If symptoms are life-threatening, such as severe breathing difficulty, chest pain, fainting, seizure, confusion, or uncontrolled bleeding, call emergency services. If you are stable but worried about pregnancy, labor, or postpartum symptoms, call maternity triage or your clinician for direction.
Is reduced fetal movement always an emergency?
A noticeable decrease from the baby’s usual movement pattern needs prompt maternity advice and often same-day assessment. It does not always mean something is wrong, but it should not be ignored or delayed.
How much bleeding after birth is too much?
Bleeding that soaks a pad in an hour or less, includes large clots, or occurs with dizziness, fainting, weakness, or paleness should be treated as urgent and may be an emergency.
What if I feel embarrassed about calling and it turns out to be normal?

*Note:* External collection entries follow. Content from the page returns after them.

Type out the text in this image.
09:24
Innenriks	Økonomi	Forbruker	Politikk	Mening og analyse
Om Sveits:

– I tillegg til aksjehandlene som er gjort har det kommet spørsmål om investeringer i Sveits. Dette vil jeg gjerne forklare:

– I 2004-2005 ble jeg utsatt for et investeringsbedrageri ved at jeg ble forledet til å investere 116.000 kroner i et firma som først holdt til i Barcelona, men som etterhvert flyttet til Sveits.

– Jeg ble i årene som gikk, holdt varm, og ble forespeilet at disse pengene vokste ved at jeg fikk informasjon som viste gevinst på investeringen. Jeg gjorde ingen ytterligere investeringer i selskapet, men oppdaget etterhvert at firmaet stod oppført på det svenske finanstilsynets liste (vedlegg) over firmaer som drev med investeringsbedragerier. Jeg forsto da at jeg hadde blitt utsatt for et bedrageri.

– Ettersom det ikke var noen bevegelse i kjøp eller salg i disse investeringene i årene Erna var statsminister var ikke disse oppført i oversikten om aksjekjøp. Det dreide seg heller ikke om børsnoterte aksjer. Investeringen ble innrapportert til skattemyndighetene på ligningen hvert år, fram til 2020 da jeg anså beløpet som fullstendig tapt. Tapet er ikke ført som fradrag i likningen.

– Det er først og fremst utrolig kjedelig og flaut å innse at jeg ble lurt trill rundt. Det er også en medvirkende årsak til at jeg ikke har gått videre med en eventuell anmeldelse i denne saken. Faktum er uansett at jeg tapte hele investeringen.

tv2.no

Please call anyway. Birth teams expect uncertainty, and early assessment is safer than waiting with symptoms that could worsen quickly.
Sources
- MedlinePlus — When to use the emergency room - adult
- Johns Hopkins Medicine — When to Call For Help
- UF Health — Recognizing Medical Emergencies
Disclaimer
This article is for informational purposes only and does not replace medical evaluation, diagnosis, or treatment. If symptoms are severe, rapidly worsening, or life-threatening, call emergency services immediately.